Ronald Edmond Balfour

Ronald Edmond Balfour (1904-Cleve, 1945) was majoor bij het Britse leger. Hij was de eerste van The Monuments Fine Arts and Archives Section (Monuments Men) (MFAA) van de Supreme Headquaters Allied Expeditionary Force die het leven liet tijdens de actie. Over deze speciale legereenheid werd een film, 'The Monuments Men', gemaakt onder regie van hoofdrolspeler George Clooney.

Militaire loopbaan

Hij was de zoon van luitenant-kolonel Kenneth Robert Balfour en May Eleonor Broadwood. Hij studeerde in Eton en in Cambridge, waar hij lector geschiedenis werd in 1930. In 1939 begon hij zijn legeropleiding en in 1941 werd hij gepromoveerd tot kapitein. Op 1 april 1944 kwam hij onder Geoffrey Webb, hoofd van de sectie Monuments, Fine Arts and Archives van de 21e Legergroep. Balfour arriveerde in Frankrijk in augustus. Hij omschreef zijn taak als volgt: "Geen enkele generatie staat op zich of wordt gevormd door enkel haar eigen prestaties, maar mede ook door wat ze uit het verleden heeft overgeërfd. Als deze dingen worden vernietigd, verliezen we een belangrijk deel van ons verleden".[1] Hij arriveerde in Rouen op 9 september en maakte zijn eerste rapport. Vanuit Rouen voegde hij zich bij het Eerste Canadese leger in België. Zijn eerste post was in Brugge waar de Duitsers juist een grote kunstroof gepleegd hadden met als belangrijkste topstuk Madonna met kind (Michelangelo).

Hoogstraten

Van 28 september tot 23 oktober 1944 lag het front voor Hoogstraten. Majoor Balfour wist te voorkomen dat de geallieerden de Sint-Katharinakerk, die door de Duitsers als uitkijkpost werd gebruikt, zouden bombarderen. Ondanks zijn inspanningen bliezen de terugtrekkende Duitsers de kerktoren op toen de geallieerden een omtrekkende beweging maakten.

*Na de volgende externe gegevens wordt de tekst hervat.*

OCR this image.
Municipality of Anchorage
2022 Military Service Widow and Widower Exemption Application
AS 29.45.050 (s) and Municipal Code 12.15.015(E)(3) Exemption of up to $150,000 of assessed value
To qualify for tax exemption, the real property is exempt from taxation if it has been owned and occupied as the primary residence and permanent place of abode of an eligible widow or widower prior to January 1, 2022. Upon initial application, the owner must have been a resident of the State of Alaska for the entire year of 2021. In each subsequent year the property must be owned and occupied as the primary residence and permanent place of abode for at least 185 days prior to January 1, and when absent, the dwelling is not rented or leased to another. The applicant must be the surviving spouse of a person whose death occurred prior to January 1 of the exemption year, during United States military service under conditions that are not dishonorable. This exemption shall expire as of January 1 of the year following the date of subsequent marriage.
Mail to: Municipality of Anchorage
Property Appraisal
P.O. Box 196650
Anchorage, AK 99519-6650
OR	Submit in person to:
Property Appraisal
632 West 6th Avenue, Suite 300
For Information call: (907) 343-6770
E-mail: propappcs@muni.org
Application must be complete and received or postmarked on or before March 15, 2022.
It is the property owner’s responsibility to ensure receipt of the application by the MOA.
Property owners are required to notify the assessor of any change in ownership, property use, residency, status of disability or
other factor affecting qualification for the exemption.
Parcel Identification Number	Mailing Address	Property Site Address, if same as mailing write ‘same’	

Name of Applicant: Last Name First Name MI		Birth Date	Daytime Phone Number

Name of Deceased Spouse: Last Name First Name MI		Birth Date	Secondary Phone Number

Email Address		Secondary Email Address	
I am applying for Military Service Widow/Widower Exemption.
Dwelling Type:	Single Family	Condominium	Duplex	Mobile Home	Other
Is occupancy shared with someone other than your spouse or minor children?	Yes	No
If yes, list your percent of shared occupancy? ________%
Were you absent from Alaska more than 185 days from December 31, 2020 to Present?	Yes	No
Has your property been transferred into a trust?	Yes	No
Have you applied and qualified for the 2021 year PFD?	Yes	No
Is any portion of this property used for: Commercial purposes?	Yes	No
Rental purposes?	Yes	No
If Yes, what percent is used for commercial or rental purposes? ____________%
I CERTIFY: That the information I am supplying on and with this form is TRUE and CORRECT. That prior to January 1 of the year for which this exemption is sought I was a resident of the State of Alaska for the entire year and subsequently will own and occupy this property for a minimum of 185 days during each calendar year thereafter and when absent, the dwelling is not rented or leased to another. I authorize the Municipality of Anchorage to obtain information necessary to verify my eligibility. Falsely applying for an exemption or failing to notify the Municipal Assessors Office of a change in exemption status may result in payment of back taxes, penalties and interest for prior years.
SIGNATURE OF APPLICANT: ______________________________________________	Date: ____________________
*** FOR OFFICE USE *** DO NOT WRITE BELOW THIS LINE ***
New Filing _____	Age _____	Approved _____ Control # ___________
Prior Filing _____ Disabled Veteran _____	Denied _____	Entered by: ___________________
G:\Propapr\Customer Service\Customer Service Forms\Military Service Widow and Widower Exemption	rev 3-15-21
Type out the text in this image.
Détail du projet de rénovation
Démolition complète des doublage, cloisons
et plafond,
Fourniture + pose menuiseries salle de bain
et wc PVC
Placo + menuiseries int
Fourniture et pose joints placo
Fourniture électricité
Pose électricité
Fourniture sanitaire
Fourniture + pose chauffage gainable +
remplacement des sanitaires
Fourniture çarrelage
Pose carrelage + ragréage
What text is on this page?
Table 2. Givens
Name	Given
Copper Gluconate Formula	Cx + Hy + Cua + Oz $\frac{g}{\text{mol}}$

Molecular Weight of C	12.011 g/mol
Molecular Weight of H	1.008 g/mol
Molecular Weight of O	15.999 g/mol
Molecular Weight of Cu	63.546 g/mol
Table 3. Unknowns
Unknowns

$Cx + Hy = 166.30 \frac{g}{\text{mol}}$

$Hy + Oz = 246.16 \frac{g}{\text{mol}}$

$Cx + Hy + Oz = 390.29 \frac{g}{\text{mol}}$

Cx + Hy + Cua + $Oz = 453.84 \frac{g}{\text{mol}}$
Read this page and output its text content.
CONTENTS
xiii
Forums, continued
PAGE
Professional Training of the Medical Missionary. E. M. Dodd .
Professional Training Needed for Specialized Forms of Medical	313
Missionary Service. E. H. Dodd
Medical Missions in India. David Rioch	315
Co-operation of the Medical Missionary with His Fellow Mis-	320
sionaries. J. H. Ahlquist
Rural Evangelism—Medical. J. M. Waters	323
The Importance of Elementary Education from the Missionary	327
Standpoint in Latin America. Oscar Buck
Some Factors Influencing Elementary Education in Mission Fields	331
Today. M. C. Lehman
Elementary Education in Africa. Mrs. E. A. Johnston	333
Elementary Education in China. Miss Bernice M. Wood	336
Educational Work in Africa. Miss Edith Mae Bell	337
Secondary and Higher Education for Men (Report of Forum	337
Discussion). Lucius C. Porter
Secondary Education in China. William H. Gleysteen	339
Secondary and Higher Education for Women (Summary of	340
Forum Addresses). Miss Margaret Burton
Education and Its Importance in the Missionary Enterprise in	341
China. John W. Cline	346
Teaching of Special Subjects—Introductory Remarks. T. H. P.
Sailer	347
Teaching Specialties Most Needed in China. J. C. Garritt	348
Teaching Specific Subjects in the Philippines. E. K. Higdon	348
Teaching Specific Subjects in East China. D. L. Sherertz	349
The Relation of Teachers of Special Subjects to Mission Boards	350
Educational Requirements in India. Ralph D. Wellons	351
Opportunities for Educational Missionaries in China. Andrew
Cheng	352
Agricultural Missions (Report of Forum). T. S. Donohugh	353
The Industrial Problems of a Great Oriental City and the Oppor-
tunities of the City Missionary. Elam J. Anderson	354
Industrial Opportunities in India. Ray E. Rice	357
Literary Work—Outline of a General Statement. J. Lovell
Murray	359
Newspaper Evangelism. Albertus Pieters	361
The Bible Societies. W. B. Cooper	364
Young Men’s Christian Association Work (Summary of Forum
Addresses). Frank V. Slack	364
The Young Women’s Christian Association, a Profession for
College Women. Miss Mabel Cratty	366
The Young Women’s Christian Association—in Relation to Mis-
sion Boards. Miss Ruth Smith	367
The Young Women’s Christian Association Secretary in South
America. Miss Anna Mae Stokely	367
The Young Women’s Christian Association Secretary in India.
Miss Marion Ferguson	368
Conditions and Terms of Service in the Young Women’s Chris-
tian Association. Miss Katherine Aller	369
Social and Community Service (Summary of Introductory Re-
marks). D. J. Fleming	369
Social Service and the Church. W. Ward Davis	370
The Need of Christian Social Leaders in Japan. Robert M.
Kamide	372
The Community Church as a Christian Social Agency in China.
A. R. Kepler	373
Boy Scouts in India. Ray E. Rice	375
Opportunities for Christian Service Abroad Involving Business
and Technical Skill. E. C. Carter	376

Balfour bezocht Hoogstraten vier keer om de eerste vaststellingen te doen, waarbij hij telkens belangrijke personen meenam. Hij werkte samen met Max Winders van de Koninklijke Commisie voor Monumenten. Tijdens deze bezoeken ontwikkelde hij een persoonlijke vriendschap met Jozef Lauwerys. Helaas konden zij hun afspraak om elkaar opnieuw te zien niet nakomen, aangezien Balfour op 10 maart 1945 om het leven kwam in Kleve, Duitsland, terwijl hij kunstwerken uit een kerk aan het redden was. Hij werd begraven op het Reichswald Forest War Cemetery.

Uit zijn persoonlijke notities blijkt dat Balfour op 30 september 1944 al een onderhoud had met het hoofdkwartier van het Eerste Canadese Leger over het behoud van de kerk van Hoogstraten. Dit in contrast met de kerk van Rijkevorsel, die door de geallieerden werd verwoest toen zij een Duitse wachtpost ontdekten.[2][3]

Persoonlijke inscriptie graf

Go thy way... for God hath already accepted thy works - Eccles.IX.7

Nalatenschap

Vijftig jaar na de wederopbouw van de kerk van Hoogstraten werd een tentoonstelling gewijd aan deze militair. In de persoonlijke kapel van de graaf, de bidkapel in de Sint-Katharinakerk hangt een foto van majoor R.E. Balfour ter zijner nagedachtenis. Hij liet een bibliotheek achter van 8000 boeken die hij schonk aan de Universiteit van Cambridge en King's College (Cambridge).[4]